The applicants had argued that the arrangement known as colocation violated the Basic Law's Article 18, which states that no national laws can be applied in the SAR unless listed in an annex.

They also challenged the legal status of the National People's Congress Standing Committee's decision in December last year that colocation complied with the Basic Law.

Chow wrote that the NPCSC's "free-standing" power of interpretation of the Basic Law is respected and accepted by Hong Kong's courts. He also accepted the expert evidence of Wang Lei of Peking University's Faculty of Law that the NPC has the power to decide if a particular matter fits within the one country, two systems principle and also the Basic Law.

The NPCSC, he added, can exercise supervisory power on whether any arrangement complies with the Basic Law and issue "decisions."

Chow admitted that it could be argued with considerable force that the Colocation Ordinance passed by the Legislative Council in June after the NPCSC decision was inconsistent with Basic Law articles such as Article 18.

But he agreed with the argument of senior counsel Benjamin Yu Yuk-hoi, representing the Hong Kong government, that the establishment of the mainland port was not prohibited by the Basic Law.

He wrote that colocation was not contemplated when the Basic Law was promulgated in 1990.
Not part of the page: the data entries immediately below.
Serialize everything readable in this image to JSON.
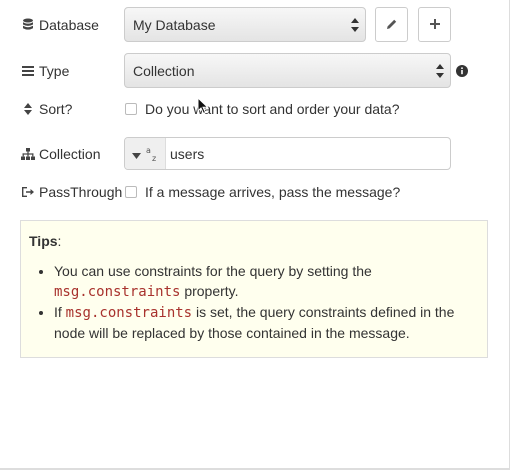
{
  "database": {
    "label": "Database",
    "value": "My Database",
    "edit_button_icon": "pencil-icon",
    "add_button_icon": "plus-icon"
  },
  "type": {
    "label": "Type",
    "value": "Collection",
    "info_icon": "info-circle-icon"
  },
  "sort": {
    "label": "Sort?",
    "checkbox_text": "Do you want to sort and order your data?",
    "checked": false
  },
  "collection": {
    "label": "Collection",
    "type_indicator": "a z",
    "value": "users"
  },
  "passthrough": {
    "label": "PassThrough",
    "checkbox_text": "If a message arrives, pass the message?",
    "checked": false
  },
  "tips": {
    "title": "Tips",
    "title_suffix": ":",
    "item1_a": "You can use constraints for the query by setting the",
    "item1_code": "msg.constraints",
    "item1_b": " property.",
    "item2_a": "If ",
    "item2_code": "msg.constraints",
    "item2_b": " is set, the query constraints defined in the node will be replaced by those contained in the message."
  },
  "colors": {
    "tips_bg": "#ffffee",
    "code": "#a8322d"
  }
}
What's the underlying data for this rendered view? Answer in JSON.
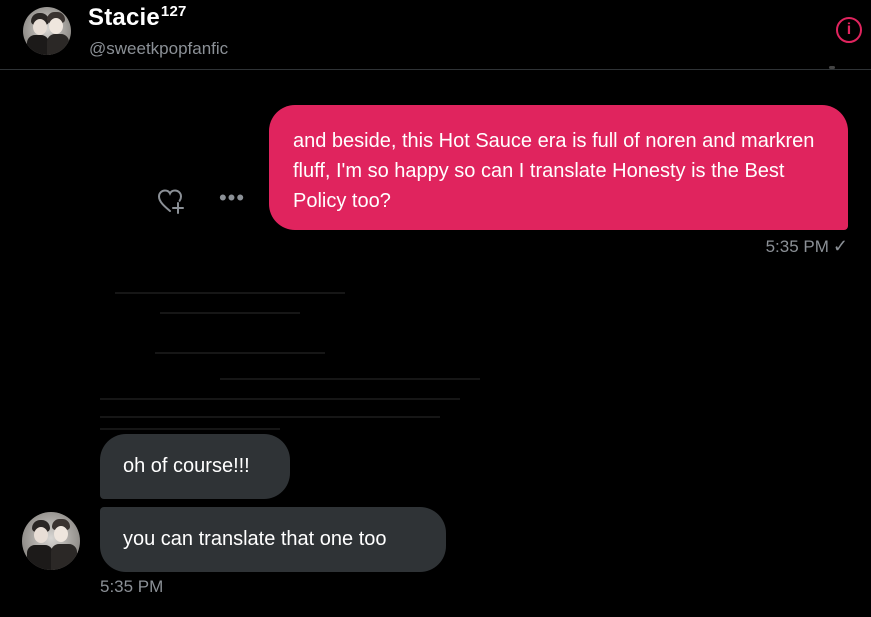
{
  "header": {
    "name": "Stacie",
    "name_superscript": "127",
    "handle": "@sweetkpopfanfic",
    "info_icon": "info-icon"
  },
  "messages": [
    {
      "direction": "outgoing",
      "text": "and beside, this Hot Sauce era is full of noren and markren fluff, I'm so happy so can I translate Honesty is the Best Policy too?",
      "time": "5:35 PM",
      "status_icon": "checkmark-icon",
      "actions": [
        "add-reaction-icon",
        "more-options-icon"
      ]
    },
    {
      "direction": "incoming",
      "text": "oh of course!!!"
    },
    {
      "direction": "incoming",
      "text": "you can translate that one too",
      "time": "5:35 PM"
    }
  ],
  "colors": {
    "background": "#000000",
    "accent": "#e0245e",
    "incoming_bubble": "#2f3336",
    "muted_text": "#8b9096"
  }
}
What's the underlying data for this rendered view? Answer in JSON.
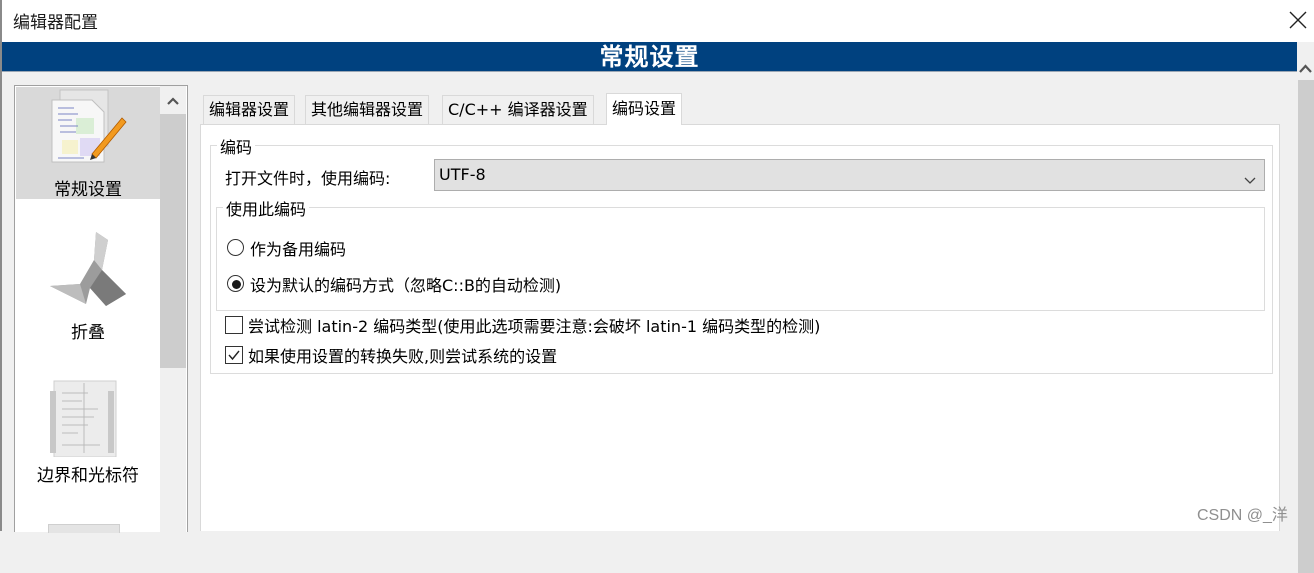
{
  "window": {
    "title": "编辑器配置",
    "close_icon": "close-icon"
  },
  "banner": {
    "title": "常规设置"
  },
  "sidebar": {
    "items": [
      {
        "label": "常规设置",
        "icon": "document-pencil-icon",
        "selected": true
      },
      {
        "label": "折叠",
        "icon": "origami-fold-icon",
        "selected": false
      },
      {
        "label": "边界和光标符",
        "icon": "margin-document-icon",
        "selected": false
      }
    ]
  },
  "tabs": [
    {
      "label": "编辑器设置",
      "active": false
    },
    {
      "label": "其他编辑器设置",
      "active": false
    },
    {
      "label": "C/C++ 编译器设置",
      "active": false
    },
    {
      "label": "编码设置",
      "active": true
    }
  ],
  "encoding": {
    "group_label": "编码",
    "open_file_label": "打开文件时，使用编码:",
    "encoding_value": "UTF-8",
    "use_group_label": "使用此编码",
    "radios": [
      {
        "label": "作为备用编码",
        "checked": false
      },
      {
        "label": "设为默认的编码方式（忽略C::B的自动检测)",
        "checked": true
      }
    ],
    "checkboxes": [
      {
        "label": "尝试检测 latin-2 编码类型(使用此选项需要注意:会破坏 latin-1 编码类型的检测)",
        "checked": false
      },
      {
        "label": "如果使用设置的转换失败,则尝试系统的设置",
        "checked": true
      }
    ]
  },
  "watermark": "CSDN @_洋",
  "colors": {
    "banner": "#00417f",
    "selected_item": "#d9d9d9",
    "combo_bg": "#e1e1e1"
  }
}
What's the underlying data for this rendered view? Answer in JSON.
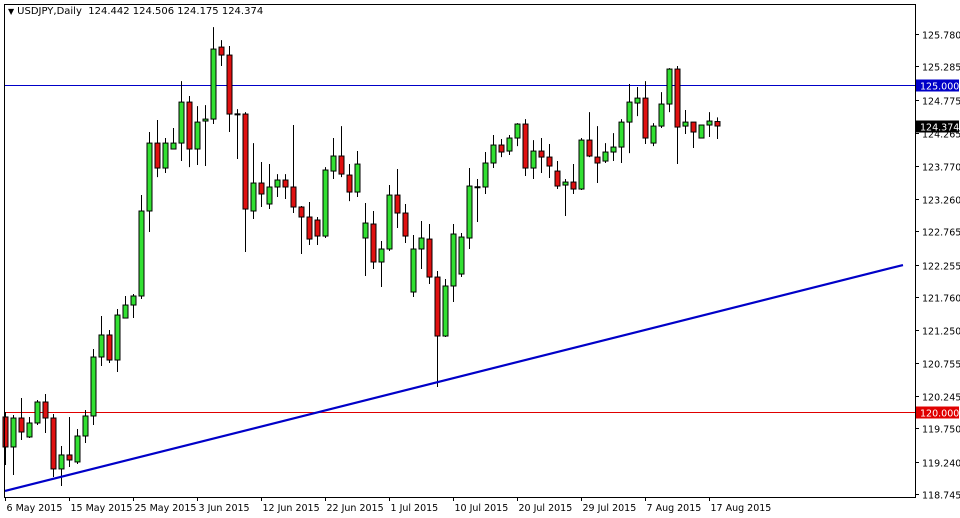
{
  "header": {
    "menu_icon": "triangle-down-icon",
    "symbol_timeframe": "USDJPY,Daily",
    "ohlc_readout": "124.442 124.506 124.175 124.374"
  },
  "colors": {
    "bull": "#32e032",
    "bear": "#e01010",
    "resistance": "#0000c8",
    "support": "#e00000",
    "trendline": "#0000c8",
    "current_price_tag": "#000000"
  },
  "chart_data": {
    "type": "candlestick",
    "title": "USDJPY,Daily",
    "ylim": [
      118.7,
      126.24
    ],
    "y_ticks": [
      "125.780",
      "125.285",
      "124.775",
      "124.265",
      "123.770",
      "123.260",
      "122.765",
      "122.255",
      "121.760",
      "121.250",
      "120.755",
      "120.245",
      "119.750",
      "119.240",
      "118.745"
    ],
    "x_labels": [
      {
        "bar": 0,
        "label": "6 May 2015"
      },
      {
        "bar": 8,
        "label": "15 May 2015"
      },
      {
        "bar": 16,
        "label": "25 May 2015"
      },
      {
        "bar": 24,
        "label": "3 Jun 2015"
      },
      {
        "bar": 32,
        "label": "12 Jun 2015"
      },
      {
        "bar": 40,
        "label": "22 Jun 2015"
      },
      {
        "bar": 48,
        "label": "1 Jul 2015"
      },
      {
        "bar": 56,
        "label": "10 Jul 2015"
      },
      {
        "bar": 64,
        "label": "20 Jul 2015"
      },
      {
        "bar": 72,
        "label": "29 Jul 2015"
      },
      {
        "bar": 80,
        "label": "7 Aug 2015"
      },
      {
        "bar": 88,
        "label": "17 Aug 2015"
      }
    ],
    "ohlc": [
      [
        119.924,
        120.0,
        119.19,
        119.465
      ],
      [
        119.465,
        119.954,
        119.037,
        119.908
      ],
      [
        119.908,
        120.214,
        119.572,
        119.694
      ],
      [
        119.618,
        119.924,
        119.603,
        119.832
      ],
      [
        119.832,
        120.184,
        119.801,
        120.153
      ],
      [
        120.153,
        120.275,
        119.679,
        119.908
      ],
      [
        119.908,
        119.97,
        119.006,
        119.129
      ],
      [
        119.129,
        119.48,
        118.869,
        119.343
      ],
      [
        119.343,
        119.924,
        119.159,
        119.266
      ],
      [
        119.236,
        119.74,
        119.205,
        119.633
      ],
      [
        119.633,
        120.031,
        119.526,
        119.939
      ],
      [
        119.939,
        120.963,
        119.801,
        120.841
      ],
      [
        120.841,
        121.468,
        120.703,
        121.178
      ],
      [
        121.178,
        121.254,
        120.749,
        120.795
      ],
      [
        120.795,
        121.575,
        120.612,
        121.483
      ],
      [
        121.437,
        121.774,
        121.437,
        121.636
      ],
      [
        121.636,
        121.804,
        121.437,
        121.774
      ],
      [
        121.774,
        123.318,
        121.728,
        123.074
      ],
      [
        123.074,
        124.282,
        122.752,
        124.113
      ],
      [
        124.113,
        124.465,
        123.593,
        123.731
      ],
      [
        123.731,
        124.19,
        123.655,
        124.113
      ],
      [
        124.022,
        124.343,
        124.022,
        124.113
      ],
      [
        124.113,
        125.061,
        123.838,
        124.74
      ],
      [
        124.74,
        124.832,
        123.746,
        124.022
      ],
      [
        124.022,
        124.679,
        123.777,
        124.434
      ],
      [
        124.45,
        124.694,
        123.762,
        124.48
      ],
      [
        124.48,
        125.887,
        124.404,
        125.551
      ],
      [
        125.581,
        125.688,
        125.291,
        125.459
      ],
      [
        125.459,
        125.597,
        124.282,
        124.557
      ],
      [
        124.557,
        124.633,
        123.869,
        124.56
      ],
      [
        124.557,
        124.587,
        122.447,
        123.104
      ],
      [
        123.074,
        124.113,
        122.951,
        123.502
      ],
      [
        123.502,
        123.823,
        123.135,
        123.334
      ],
      [
        123.181,
        123.792,
        123.104,
        123.441
      ],
      [
        123.441,
        123.639,
        123.288,
        123.548
      ],
      [
        123.548,
        123.639,
        123.257,
        123.441
      ],
      [
        123.441,
        124.389,
        123.043,
        123.135
      ],
      [
        123.135,
        123.15,
        122.416,
        122.982
      ],
      [
        122.982,
        123.211,
        122.554,
        122.645
      ],
      [
        122.936,
        122.982,
        122.554,
        122.691
      ],
      [
        122.691,
        123.746,
        122.661,
        123.701
      ],
      [
        123.685,
        124.19,
        123.563,
        123.915
      ],
      [
        123.915,
        124.373,
        123.593,
        123.639
      ],
      [
        123.624,
        123.792,
        123.226,
        123.364
      ],
      [
        123.364,
        123.991,
        123.288,
        123.792
      ],
      [
        122.661,
        123.196,
        122.08,
        122.89
      ],
      [
        122.875,
        123.074,
        122.187,
        122.294
      ],
      [
        122.294,
        122.615,
        121.911,
        122.493
      ],
      [
        122.493,
        123.471,
        122.462,
        123.318
      ],
      [
        123.318,
        123.716,
        122.814,
        123.043
      ],
      [
        123.043,
        123.181,
        122.584,
        122.691
      ],
      [
        121.835,
        122.707,
        121.759,
        122.493
      ],
      [
        122.493,
        122.921,
        122.187,
        122.661
      ],
      [
        122.645,
        122.875,
        121.957,
        122.064
      ],
      [
        122.064,
        122.156,
        120.382,
        121.162
      ],
      [
        121.162,
        122.034,
        121.147,
        121.927
      ],
      [
        121.927,
        122.875,
        121.682,
        122.722
      ],
      [
        122.11,
        122.737,
        122.064,
        122.676
      ],
      [
        122.661,
        123.731,
        122.493,
        123.456
      ],
      [
        123.441,
        123.563,
        122.905,
        123.445
      ],
      [
        123.441,
        123.976,
        123.334,
        123.808
      ],
      [
        123.808,
        124.236,
        123.731,
        124.083
      ],
      [
        124.083,
        124.175,
        123.899,
        123.976
      ],
      [
        123.991,
        124.236,
        123.93,
        124.19
      ],
      [
        124.19,
        124.419,
        124.067,
        124.404
      ],
      [
        124.404,
        124.48,
        123.609,
        123.731
      ],
      [
        123.731,
        124.159,
        123.563,
        123.991
      ],
      [
        123.991,
        124.19,
        123.655,
        123.899
      ],
      [
        123.899,
        124.098,
        123.578,
        123.762
      ],
      [
        123.685,
        123.838,
        123.41,
        123.456
      ],
      [
        123.471,
        123.563,
        122.997,
        123.517
      ],
      [
        123.517,
        123.792,
        123.334,
        123.41
      ],
      [
        123.41,
        124.19,
        123.395,
        124.159
      ],
      [
        124.159,
        124.587,
        123.899,
        123.915
      ],
      [
        123.899,
        124.373,
        123.502,
        123.808
      ],
      [
        123.838,
        124.113,
        123.808,
        123.976
      ],
      [
        123.976,
        124.266,
        123.838,
        124.052
      ],
      [
        124.052,
        124.48,
        123.808,
        124.434
      ],
      [
        124.434,
        125.016,
        123.96,
        124.74
      ],
      [
        124.725,
        124.97,
        124.526,
        124.801
      ],
      [
        124.801,
        125.061,
        124.098,
        124.19
      ],
      [
        124.113,
        124.419,
        124.067,
        124.373
      ],
      [
        124.373,
        124.893,
        124.343,
        124.71
      ],
      [
        124.71,
        125.26,
        124.587,
        125.245
      ],
      [
        125.245,
        125.291,
        123.792,
        124.358
      ],
      [
        124.373,
        124.618,
        124.251,
        124.434
      ],
      [
        124.434,
        124.434,
        124.037,
        124.282
      ],
      [
        124.19,
        124.389,
        124.19,
        124.389
      ],
      [
        124.389,
        124.587,
        124.205,
        124.45
      ],
      [
        124.442,
        124.506,
        124.175,
        124.374
      ]
    ],
    "horizontal_lines": [
      {
        "name": "resistance",
        "price": 125.0,
        "label": "125.000"
      },
      {
        "name": "support",
        "price": 120.0,
        "label": "120.000"
      }
    ],
    "trendline": {
      "start_bar": 0,
      "start_price": 118.792,
      "end_bar": 112.25,
      "end_price": 122.248
    },
    "current_price": {
      "price": 124.374,
      "label": "124.374"
    }
  }
}
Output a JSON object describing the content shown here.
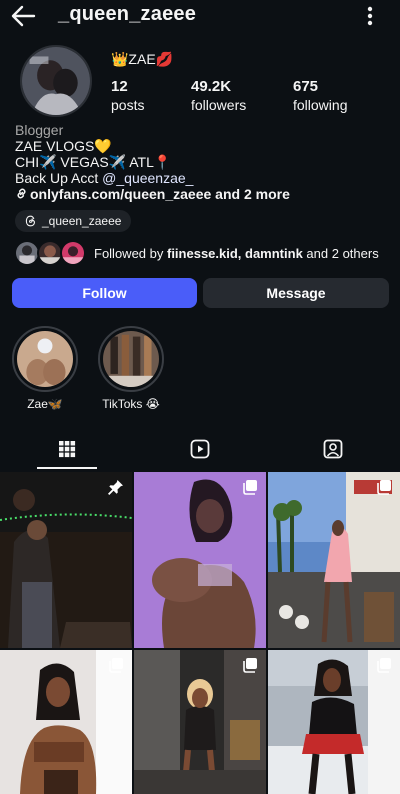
{
  "header": {
    "username": "_queen_zaeee"
  },
  "profile": {
    "display_name": "👑ZAE💋",
    "stats": [
      {
        "value": "12",
        "label": "posts"
      },
      {
        "value": "49.2K",
        "label": "followers"
      },
      {
        "value": "675",
        "label": "following"
      }
    ]
  },
  "bio": {
    "category": "Blogger",
    "line1": "ZAE VLOGS💛",
    "line2": "CHI✈️ VEGAS✈️ ATL📍",
    "line3_prefix": "Back Up Acct ",
    "line3_handle": "@_queenzae_",
    "link": "onlyfans.com/queen_zaeee and 2 more"
  },
  "threads_badge": {
    "label": "_queen_zaeee"
  },
  "followed_by": {
    "prefix": "Followed by ",
    "names": "fiinesse.kid, damntink",
    "suffix": " and 2 others"
  },
  "buttons": {
    "follow": "Follow",
    "message": "Message"
  },
  "highlights": [
    {
      "label": "Zae🦋"
    },
    {
      "label": "TikToks 😭"
    }
  ],
  "tabs": {
    "active": "grid",
    "items": [
      "grid-icon",
      "reels-icon",
      "tagged-icon"
    ]
  },
  "grid_posts": [
    {
      "id": "post-1",
      "overlay_icon": "pin-icon"
    },
    {
      "id": "post-2",
      "overlay_icon": "multi-photo-icon"
    },
    {
      "id": "post-3",
      "overlay_icon": "multi-photo-icon"
    },
    {
      "id": "post-4",
      "overlay_icon": "multi-photo-icon"
    },
    {
      "id": "post-5",
      "overlay_icon": "multi-photo-icon"
    },
    {
      "id": "post-6",
      "overlay_icon": "multi-photo-icon"
    }
  ],
  "colors": {
    "background": "#0c1014",
    "accent": "#4a5df9",
    "secondary_button": "#262a30",
    "text": "#f5f5f5"
  }
}
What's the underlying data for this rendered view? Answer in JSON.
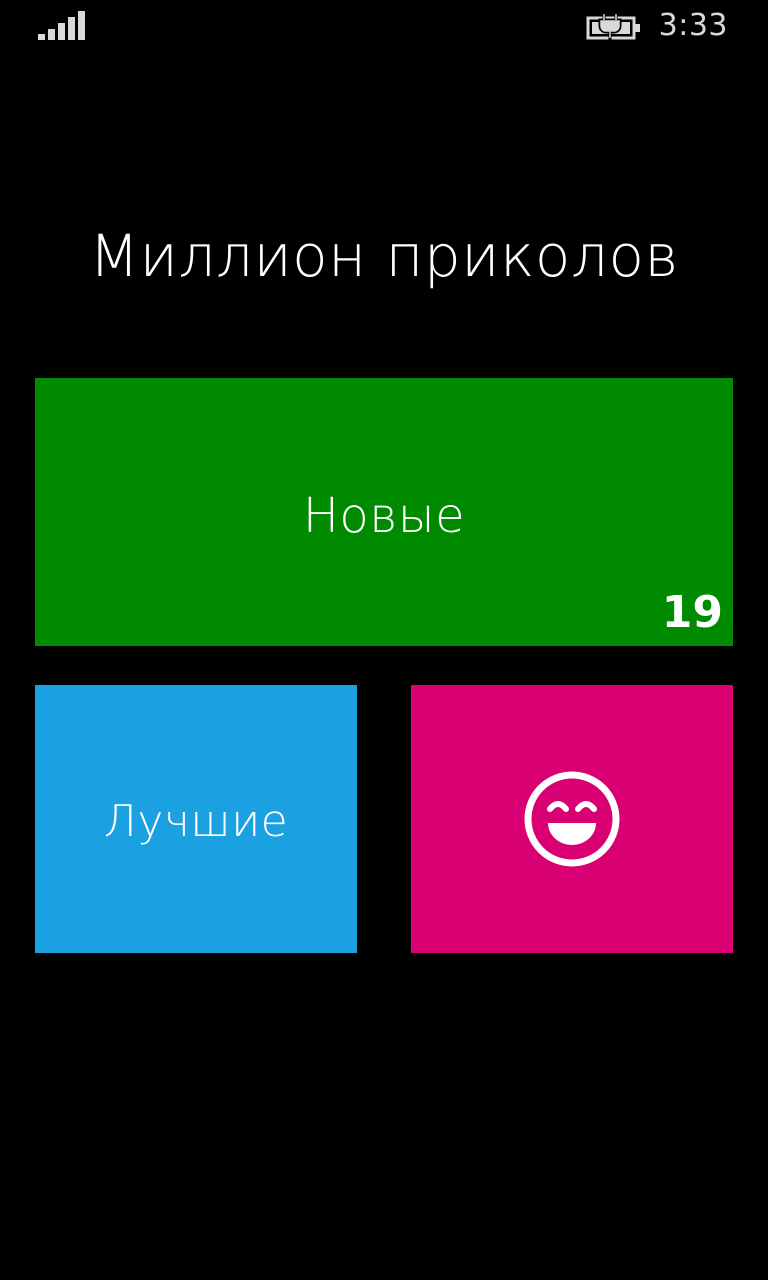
{
  "status_bar": {
    "time": "3:33",
    "signal_icon": "signal-strength-icon",
    "battery_icon": "battery-charging-icon"
  },
  "app": {
    "title": "Миллион приколов"
  },
  "tiles": {
    "new": {
      "label": "Новые",
      "count": "19",
      "color": "#008a00"
    },
    "best": {
      "label": "Лучшие",
      "color": "#1ba1e2"
    },
    "random": {
      "icon": "laughing-smiley-icon",
      "color": "#d80073"
    }
  }
}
So to view the Basic Law as prohibiting colocation was "a failure to recognize the Basic Law as a 'living instrument.'"

He added: "As submitted by Mr Yu, the establishment of the mainland port area and the setting up and application of customs, immigration and quarantine control at that port is itself a manifestation of the exercise of a high degree of autonomy by Hong Kong." And the benefits the arrangement brought to the overall interests of Hong Kong was a relevant consideration on whether colocation complied with the Basic Law.

He concluded that on the basis of the NPCSC decision the Colocation Ordinance was consistent with the Basic Law.

The four applicants did not need to pay the legal costs, but Sixtus Leung must bear the expenses of Legislative Council president Andrew Leung Kwan-yuen, who was listed as one of the respondents.

That was because Chow had found that Sixtus Leung dragged Andrew Leung into the case unnecessarily.

Sixtus Leung, who earlier said there was not much chance of the four losing the case, told The Standard he was surprised by the decision.

He added: "If Chow is correct that anything the Basic Law does not prohibit can be done then we can always hold a referendum."

Sixtus Leung also said he needed to consult his lawyers on what could be his next step, but applicants Kwok and "Long Hair" Leung said they had already decided to appeal.